Heir to the throne Prince William, his wife, Kate, and their three children were all in attendance. William's younger brother Prince Harry, who has publicly sparred with the family, arrived alone. His wife Meghan and their children remained at home in California.
Built around the theme "Called to Serve," the coronation service began with one of the youngest members of the congregation — a boy chorister — greeting the king. Charles responded by saying, "I come not to be served but to serve."
The moment is meant to underscore the importance of young people — and is a new addition in a service laden with the rituals through which power has been passed down to new monarchs throughout the centuries.
The symbolic peak of the two-hour service came halfway through when Archbishop of Canterbury Justin Welby placed the solid gold St. Edward's Crown on the monarch's head. Trumpets sounded and gun salutes were fired across the U.K.
In another change, Charles has scrapped the traditional moment at the end of the service when nobles were asked to kneel and pledge their loyalty to the king.
Instead, Welby will invite everyone in the abbey to swear "true allegiance" to the monarch.

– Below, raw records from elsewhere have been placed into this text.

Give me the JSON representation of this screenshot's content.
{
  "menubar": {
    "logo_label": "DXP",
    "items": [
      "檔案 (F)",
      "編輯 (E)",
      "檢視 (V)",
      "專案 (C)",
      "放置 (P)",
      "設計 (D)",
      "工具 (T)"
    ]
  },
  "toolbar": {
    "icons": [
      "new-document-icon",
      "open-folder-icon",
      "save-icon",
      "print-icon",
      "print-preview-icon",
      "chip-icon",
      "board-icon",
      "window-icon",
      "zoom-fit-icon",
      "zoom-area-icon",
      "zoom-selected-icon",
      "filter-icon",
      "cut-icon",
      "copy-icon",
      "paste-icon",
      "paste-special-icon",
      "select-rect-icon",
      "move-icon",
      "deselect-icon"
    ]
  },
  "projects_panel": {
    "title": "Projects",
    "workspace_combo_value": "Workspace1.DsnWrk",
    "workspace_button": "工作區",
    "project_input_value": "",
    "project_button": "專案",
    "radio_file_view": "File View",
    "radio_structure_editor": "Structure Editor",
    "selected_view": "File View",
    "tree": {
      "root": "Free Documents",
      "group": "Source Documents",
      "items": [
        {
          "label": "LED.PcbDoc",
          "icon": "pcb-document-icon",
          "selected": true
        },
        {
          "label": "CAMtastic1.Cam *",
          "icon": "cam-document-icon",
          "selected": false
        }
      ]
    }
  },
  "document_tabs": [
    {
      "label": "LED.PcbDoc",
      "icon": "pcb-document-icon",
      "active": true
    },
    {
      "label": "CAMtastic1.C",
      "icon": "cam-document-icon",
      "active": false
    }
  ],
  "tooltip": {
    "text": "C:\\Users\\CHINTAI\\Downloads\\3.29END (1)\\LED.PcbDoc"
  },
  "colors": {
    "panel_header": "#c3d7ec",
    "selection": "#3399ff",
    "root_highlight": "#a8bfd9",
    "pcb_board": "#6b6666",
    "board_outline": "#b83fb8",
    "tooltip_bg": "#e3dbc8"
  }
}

He'll invite people watching on television to pay homage, too — though that part of the ceremony has been toned down after some criticised it as a tone-deaf effort to demand public support for Charles. Welby will now suggest people at home take a "moment of quiet reflection" or say "God Save the King."
The public's response to Charles, though, during the service and along the parade route, is key, said George Gross, a visiting research fellow at King's College, London and an expert on coronations.
"None of this matters if the public don't show up,'' Gross said. ''If they don't care, then the whole thing doesn't really work. It is all about this interaction.''
And today's public is very different from the audience that saw Elizabeth crowned.
Almost 20% of the population now come from ethnic minority groups, compared with less than 1% in the 1950s. More than 300 languages are spoken in British schools, and less than half of the population describe themselves as Christian.
Although organisers say the coronation remains a "sacred Anglican service," the ceremony will for the first time include the active participation of other faiths, including representatives of the Buddhist, Hindu, Jewish, Muslim, and Sikh traditions.